Data must be cleaned to ensure accurate results and prevent project failure.
What is the best practice regarding raw data sets and data manipulation?
Retain one untouched data set for reference, and use a copy for manipulation and cleaning.
Why should you remove data from participants who indicated they do not want to participate?
Removing data from participants who did not consent ensures the data reflects only willing participants.
What are two types of respondents whose data may not be reliable?
Straight liners or invariant respondents and rushers.
Why are straight liners considered unreliable respondents?
They provide unreliable data due to a lack of attention, which affects the accuracy of results.

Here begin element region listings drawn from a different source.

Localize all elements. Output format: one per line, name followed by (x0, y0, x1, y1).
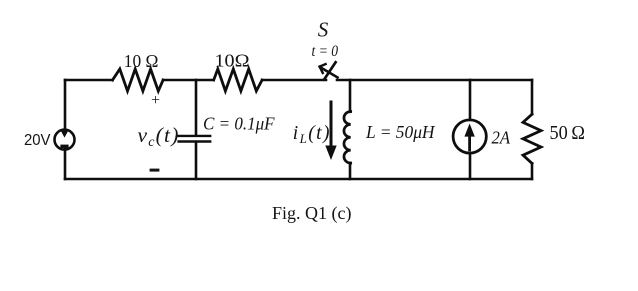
voltage source V1 plus mark (61, 131, 69, 138)
wire left vertical below source (64, 149, 67, 180)
switch S arrowhead barb lower (320, 67, 323, 73)
svg-text:10 Ω: 10 Ω (124, 51, 159, 71)
resistor R3 top lead (531, 80, 534, 114)
inductor L1 top lead (349, 80, 352, 112)
current source I1 arrow shaft (468, 131, 471, 150)
inductor L1 coil (344, 112, 351, 164)
capacitor C1 top plate (179, 135, 211, 137)
svg-text:S: S (318, 18, 329, 42)
wire top rail left segment (65, 79, 113, 82)
current arrow iL head (325, 146, 336, 161)
svg-text:iL(t): iL(t) (293, 123, 331, 146)
svg-text:C = 0.1μF: C = 0.1μF (203, 114, 275, 134)
wire left vertical above source (64, 80, 67, 131)
current source I1 bottom lead (469, 155, 472, 180)
resistor R3 bottom lead (531, 163, 534, 179)
svg-text:L = 50μH: L = 50μH (365, 122, 435, 142)
capacitor C1 top lead (195, 80, 198, 135)
switch S arrowhead barb upper (320, 64, 326, 67)
current source I1 circle (453, 120, 486, 153)
resistor R2 zigzag (214, 69, 262, 91)
svg-text:20V: 20V (24, 132, 51, 149)
wire top rail between R1 and R2 (163, 79, 214, 82)
label minus of vc (150, 169, 160, 172)
resistor R1 zigzag (113, 69, 164, 91)
capacitor C1 bottom lead (195, 143, 198, 179)
switch S blade (325, 62, 336, 78)
wire top rail R2 to switch left contact (262, 79, 326, 82)
switch S arrow shaft (321, 68, 337, 78)
svg-text:vc(t): vc(t) (138, 123, 180, 150)
svg-text:2A: 2A (492, 127, 511, 147)
svg-text:10Ω: 10Ω (215, 51, 250, 71)
inductor L1 bottom lead (349, 163, 352, 179)
current source I1 top lead (469, 80, 472, 119)
svg-text:+: + (151, 92, 160, 109)
current source I1 arrowhead (464, 124, 474, 137)
svg-text:t = 0: t = 0 (312, 43, 339, 60)
wire bottom rail (65, 178, 532, 181)
voltage source V1 minus mark (60, 145, 68, 148)
svg-text:Fig. Q1 (c): Fig. Q1 (c) (272, 203, 352, 224)
voltage source V1 circle (55, 130, 75, 150)
current arrow iL shaft (330, 102, 333, 147)
wire top rail switch right to top-right corner (337, 79, 532, 82)
resistor R3 zigzag (523, 114, 541, 163)
capacitor C1 bottom plate (179, 140, 211, 142)
svg-text:50 Ω: 50 Ω (550, 122, 586, 144)
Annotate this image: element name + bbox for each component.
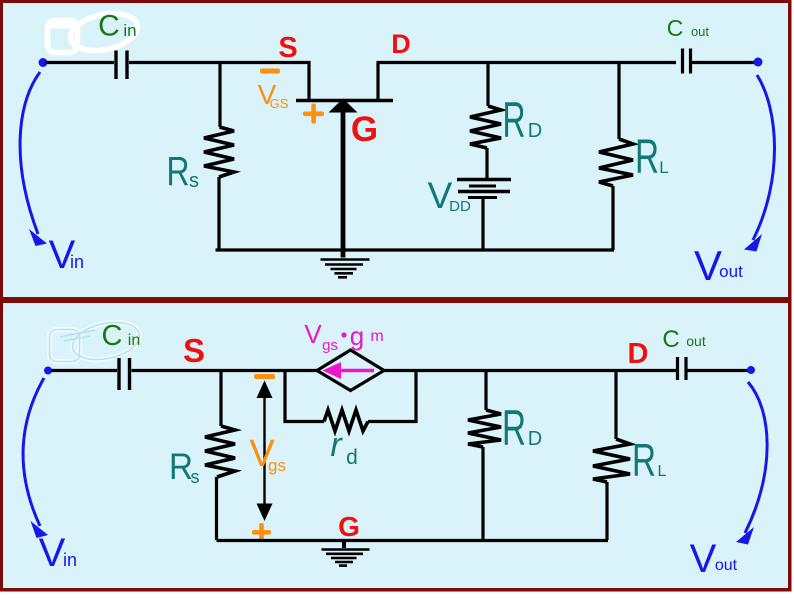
- svg-text:C: C: [102, 320, 123, 352]
- svg-text:R: R: [167, 148, 190, 194]
- capacitor Cout (bottom): [678, 357, 687, 380]
- label RD (bottom): [502, 400, 542, 456]
- label Cin (top): [98, 10, 136, 43]
- wire Cout to output terminal (bottom): [688, 369, 750, 372]
- ground (bottom): [342, 542, 346, 548]
- wire RL to bottom rail: [611, 186, 614, 250]
- wire diamond to drain rail (bottom): [384, 369, 676, 372]
- svg-text:r: r: [330, 426, 343, 464]
- svg-text:DD: DD: [449, 198, 471, 215]
- svg-text:D: D: [628, 338, 649, 370]
- label RD (top): [503, 92, 543, 148]
- resistor RL (top): [599, 139, 633, 186]
- svg-text:D: D: [528, 120, 542, 142]
- annotation arrow Vgs double-headed: [263, 392, 265, 510]
- arrow Vout (top): [753, 75, 775, 240]
- label VGS (top): [258, 79, 289, 111]
- wire Cout to output terminal: [692, 61, 756, 64]
- svg-text:in: in: [128, 332, 140, 349]
- svg-text:in: in: [63, 550, 77, 570]
- wire bottom rail (top panel): [216, 248, 615, 251]
- label rd: [330, 426, 358, 469]
- resistor RD (top): [470, 106, 501, 148]
- label RL (top): [635, 131, 669, 184]
- wire RL to bottom rail (bottom): [605, 482, 608, 540]
- label Cout (bottom): [662, 326, 706, 353]
- resistor RS (bottom): [205, 426, 235, 477]
- wire rd branch right: [368, 372, 416, 422]
- node output terminal (top): [754, 58, 763, 67]
- wire S node down to Rs (bottom): [219, 372, 222, 426]
- label Cin (bottom): [102, 320, 141, 352]
- resistor RD (bottom): [468, 410, 501, 447]
- svg-text:R: R: [635, 131, 659, 184]
- svg-text:L: L: [659, 158, 668, 177]
- svg-text:C: C: [667, 15, 684, 41]
- arrow Vout (bottom): [745, 382, 767, 533]
- svg-text:in: in: [123, 21, 136, 40]
- label RS (bottom): [169, 446, 200, 487]
- arrow Vin (bottom): [23, 378, 44, 526]
- svg-text:s: s: [189, 170, 199, 192]
- svg-text:V: V: [39, 531, 66, 575]
- svg-text:V: V: [694, 242, 722, 289]
- svg-text:gs: gs: [268, 456, 286, 475]
- capacitor Cin: [116, 51, 127, 80]
- wire rd branch left: [285, 372, 324, 422]
- label Vgs (bottom): [249, 433, 286, 475]
- node input terminal (top): [39, 58, 48, 67]
- svg-text:m: m: [370, 328, 383, 345]
- svg-text:d: d: [346, 446, 358, 469]
- label Vout (top): [694, 242, 743, 289]
- svg-text:S: S: [278, 32, 297, 64]
- hand cursor icon (bottom, faint): [50, 317, 143, 365]
- svg-text:L: L: [658, 463, 667, 480]
- wire RD branch (bottom): [484, 372, 487, 410]
- node output terminal (bottom): [747, 366, 755, 374]
- svg-text:D: D: [528, 428, 542, 450]
- wire battery to bottom rail: [481, 199, 484, 250]
- transistor Q1 channel bar: [296, 99, 393, 103]
- wire bottom rail (bottom panel): [217, 539, 609, 542]
- svg-text:s: s: [191, 467, 200, 487]
- wire input to Cin (bottom): [51, 369, 117, 372]
- node input terminal (bottom): [44, 367, 52, 375]
- transistor Q1 gate lead: [341, 110, 346, 258]
- svg-text:S: S: [183, 332, 205, 369]
- svg-text:in: in: [70, 252, 84, 272]
- label Vgs.gm (magenta): [304, 319, 383, 354]
- label Vin (top): [49, 233, 84, 277]
- resistor RS (top): [204, 127, 234, 177]
- wire RD branch top: [486, 64, 489, 106]
- svg-text:g: g: [350, 321, 364, 351]
- wire RD to battery: [485, 148, 488, 178]
- label plus of VGS (top): [303, 104, 324, 124]
- svg-text:G: G: [351, 110, 378, 149]
- resistor RL (bottom): [593, 439, 630, 482]
- capacitor Cin (bottom): [119, 358, 130, 390]
- wire Rs to bottom rail (bottom): [215, 477, 218, 540]
- svg-text:R: R: [169, 446, 193, 487]
- label Vout (bottom): [690, 537, 738, 581]
- dependent source arrow (magenta): [336, 369, 374, 372]
- svg-text:D: D: [391, 29, 411, 59]
- ground (top): [321, 260, 370, 278]
- label RS (top): [167, 148, 200, 194]
- svg-text:GS: GS: [270, 96, 289, 111]
- resistor rd: [324, 410, 368, 431]
- svg-text:out: out: [691, 24, 709, 39]
- svg-text:C: C: [662, 326, 679, 353]
- battery VDD: [457, 180, 511, 198]
- label Cout (top): [667, 15, 710, 41]
- wire RD to bottom rail (bottom): [481, 447, 484, 540]
- svg-text:V: V: [690, 537, 717, 581]
- transistor Q1 drain lead: [376, 63, 379, 101]
- wire RL branch (bottom): [614, 372, 617, 439]
- svg-text:R: R: [503, 92, 526, 148]
- node S junction wire down to Rs: [218, 64, 221, 127]
- dependent source Vgs*gm diamond: [317, 350, 384, 391]
- svg-text:out: out: [715, 557, 738, 574]
- svg-text:out: out: [719, 262, 743, 281]
- svg-text:gs: gs: [322, 337, 338, 354]
- label plus of Vgs (bottom): [252, 523, 271, 541]
- label VDD: [428, 175, 471, 216]
- wire input to Cin: [46, 61, 114, 64]
- svg-text:G: G: [338, 511, 360, 542]
- arrow Vin (top): [20, 72, 40, 234]
- wire Rs to bottom rail: [217, 177, 220, 249]
- label RL (bottom): [632, 434, 667, 486]
- wire Cin to S corner: [129, 63, 309, 100]
- svg-text:V: V: [304, 319, 322, 349]
- wire drain rail (top): [377, 61, 677, 64]
- label minus of Vgs (bottom): [254, 374, 275, 379]
- svg-text:out: out: [686, 333, 706, 349]
- wire RL branch top: [617, 64, 620, 139]
- capacitor Cout (top): [683, 49, 691, 74]
- label Vin (bottom): [39, 531, 77, 575]
- svg-text:R: R: [632, 434, 656, 486]
- transistor Q1 gate arrow: [329, 99, 358, 113]
- label minus of VGS (top): [260, 69, 280, 74]
- hand cursor icon (top): [48, 8, 141, 56]
- wire Cin to diamond (bottom): [132, 369, 319, 372]
- svg-text:R: R: [502, 400, 526, 456]
- svg-text:C: C: [98, 10, 120, 43]
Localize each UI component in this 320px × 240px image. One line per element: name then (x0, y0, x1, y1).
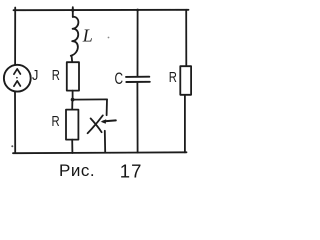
switch SW blade (88, 115, 103, 133)
svg-text:R: R (52, 67, 60, 84)
resistor R3 body (180, 66, 191, 95)
wire capacitor branch lower (136, 83, 138, 153)
wire left rail upper segment (14, 8, 16, 65)
wire capacitor branch upper (137, 10, 139, 76)
current source J circle (4, 65, 31, 92)
wire junction to R2 (71, 100, 73, 110)
wire right rail upper segment (185, 10, 187, 67)
resistor R2 body (66, 110, 78, 140)
svg-text:L: L (82, 26, 93, 46)
svg-text:R: R (52, 113, 60, 130)
capacitor C top plate (126, 76, 149, 78)
wire switch bottom stub (104, 131, 106, 153)
current source J center dot (16, 77, 18, 79)
capacitor C bottom plate (126, 81, 150, 83)
wire left rail lower segment (14, 91, 16, 153)
wire inductor to R1 (71, 56, 74, 62)
wire R2 to bottom rail (71, 140, 73, 153)
wire top rail (14, 9, 189, 11)
svg-text:R: R (169, 69, 177, 86)
resistor R1 body (67, 62, 79, 90)
wire bottom rail (13, 151, 187, 154)
wire junction to switch (horizontal) (73, 98, 107, 100)
svg-text:C: C (115, 70, 124, 88)
junction dot at top of capacitor branch (136, 9, 139, 12)
switch SW cross stroke (91, 118, 102, 132)
current source J upper arrow chevron (14, 69, 21, 74)
wire R1 to junction (72, 91, 74, 100)
svg-text:Рис.: Рис. (59, 161, 95, 180)
inductor L (71, 17, 79, 56)
current source J lower arrow chevron (14, 81, 21, 86)
svg-text:J: J (32, 66, 38, 83)
junction dot at top of inductor branch (71, 9, 74, 12)
svg-text:17: 17 (120, 160, 143, 181)
switch SW arrowhead (101, 119, 107, 124)
junction dot between R1 and R2 (71, 98, 75, 102)
speck noise (108, 37, 110, 39)
wire switch top stub (106, 99, 108, 115)
speck noise left (11, 145, 13, 147)
switch SW arrow shaft (103, 120, 116, 121)
wire right rail lower segment (184, 95, 186, 153)
wire middle branch top stub (72, 7, 74, 17)
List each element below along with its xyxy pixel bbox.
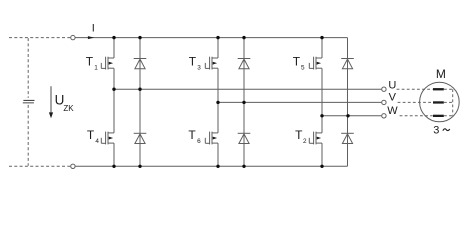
diode leg3 lower bbox=[341, 133, 354, 143]
arrow I current bbox=[88, 36, 94, 39]
wire: leg3 diode column bbox=[347, 38, 349, 167]
transistor T2 bbox=[309, 132, 322, 145]
svg-text:T: T bbox=[87, 128, 95, 142]
terminal: DC+ input circle bbox=[71, 35, 75, 39]
svg-text:T: T bbox=[86, 54, 94, 68]
wire: dashed star-point links inside motor bbox=[444, 89, 453, 116]
svg-text:5: 5 bbox=[301, 65, 305, 72]
wire: positive rail bbox=[76, 37, 348, 39]
wire: leg1 diode column bbox=[139, 38, 141, 167]
wire: leg2 transistor column bbox=[217, 38, 219, 167]
junction: phase V node dots bbox=[216, 101, 245, 104]
svg-text:T: T bbox=[295, 128, 303, 142]
svg-text:V: V bbox=[389, 92, 397, 104]
label T1 bbox=[86, 54, 99, 71]
svg-text:M: M bbox=[436, 67, 446, 81]
label T2 bbox=[295, 128, 307, 145]
capacitor C (DC link) bbox=[23, 100, 35, 102]
transistor T3 bbox=[205, 57, 218, 70]
svg-text:W: W bbox=[387, 105, 398, 117]
diode leg3 upper bbox=[341, 59, 354, 69]
motor winding bar W bbox=[433, 115, 444, 117]
svg-text:4: 4 bbox=[95, 138, 99, 145]
wire: leg1 transistor column bbox=[113, 38, 115, 167]
label T3 bbox=[189, 54, 201, 71]
transistor T4 bbox=[101, 132, 114, 145]
wire: phase W output bbox=[322, 115, 381, 117]
junction: positive rail dots bbox=[112, 36, 323, 39]
terminal: phase U circle bbox=[382, 87, 386, 91]
svg-text:I: I bbox=[92, 23, 95, 35]
wire: leg2 diode column bbox=[243, 38, 245, 167]
motor winding bar U bbox=[433, 88, 444, 90]
terminal: phase V circle bbox=[382, 100, 386, 104]
wire: DC+ dashed lead top-left bbox=[9, 37, 70, 39]
svg-text:T: T bbox=[293, 54, 301, 68]
wire: leg3 transistor column bbox=[321, 38, 323, 167]
arrow UZK voltage bbox=[49, 86, 53, 118]
wire: dashed DC-link vertical (lower part) bbox=[27, 105, 29, 166]
wire: dashed U to motor bbox=[397, 88, 433, 90]
svg-text:T: T bbox=[188, 128, 196, 142]
svg-text:6: 6 bbox=[197, 138, 201, 145]
wire: dashed V to motor bbox=[398, 101, 433, 103]
wire: phase U output bbox=[114, 88, 381, 90]
svg-text:ZK: ZK bbox=[63, 104, 74, 113]
transistor T6 bbox=[205, 132, 218, 145]
svg-text:2: 2 bbox=[303, 138, 307, 145]
junction: phase U node dots bbox=[112, 88, 141, 91]
wire: DC- dashed lead bottom-left bbox=[9, 165, 70, 167]
wire: phase V output bbox=[218, 101, 381, 103]
diode leg1 upper bbox=[134, 59, 147, 69]
motor M circle bbox=[420, 82, 460, 122]
label T5 bbox=[293, 54, 305, 71]
label UZK bbox=[55, 93, 75, 113]
svg-text:T: T bbox=[189, 54, 197, 68]
motor winding bar V bbox=[433, 101, 444, 103]
diode leg1 lower bbox=[134, 133, 147, 143]
transistor T1 bbox=[101, 57, 114, 70]
terminal: DC- input circle bbox=[71, 164, 75, 168]
junction: phase W node dots bbox=[320, 114, 349, 117]
label T6 bbox=[188, 128, 201, 145]
transistor T5 bbox=[309, 57, 322, 70]
wire: negative rail bbox=[76, 165, 348, 167]
svg-text:3: 3 bbox=[433, 124, 439, 136]
diode leg2 upper bbox=[238, 59, 251, 69]
svg-text:3: 3 bbox=[197, 65, 201, 72]
terminal: phase W circle bbox=[382, 114, 386, 118]
wire: dashed W to motor bbox=[400, 115, 433, 117]
junction: negative rail dots bbox=[112, 165, 323, 168]
label T4 bbox=[87, 128, 100, 145]
diode leg2 lower bbox=[238, 133, 251, 143]
svg-text:1: 1 bbox=[94, 65, 98, 72]
svg-text:U: U bbox=[388, 79, 396, 91]
wire: dashed DC-link vertical (upper part) bbox=[27, 38, 29, 98]
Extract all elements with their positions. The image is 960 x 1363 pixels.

How can you identify 'rushers' in a data set?
Create a duration variable by calculating how long respondents took to complete the survey.
What is the ideal time frame for survey completion to ensure quality responses?
Design surveys to take between 15 and 25 minutes to maintain respondent engagement and data quality.
For a 15-25 minute survey, how long should a participant spend to be considered attentive?
At least five minutes.
In missing data, what are the two types of missing data described?
Participants skip questions they see (indicated by a specific code) and those who don't see the question (appearing as blank).
Why must missing values be defined in SPSS?
To ensure they are not included in calculations, which would skew the average income or other metrics.
How do you create a respondent ID in SPSS?
Create a new variable using the $CASENUM system command.
What is the 'trick' to placing a new variable in a specific column in SPSS?
Insert a variable where you want the new variable to appear.
Why are variables sometimes reverse coded in surveys?
To ensure participants are paying attention and providing thoughtful answers.
When reverse coding, is it better to recode into the existing variable or into a new variable?
Recode the item into a new variable to ensure the original data is preserved in case of errors.
What does mean centering achieve?
Balancing the variable around a neutral value by subtracting the mean.
Why is standardizing variables important?
It normalizes variables, making them directly comparable despite different scales, using the formula (x - mean) / standard deviation.
What is the purpose of dichotomizing continuous data?
Client wants data only for people over or under a certain age.
What action can you take if you want to analyze an age range ordinally?
Recode to impute a numeric value for analysis where the range is creating an issue.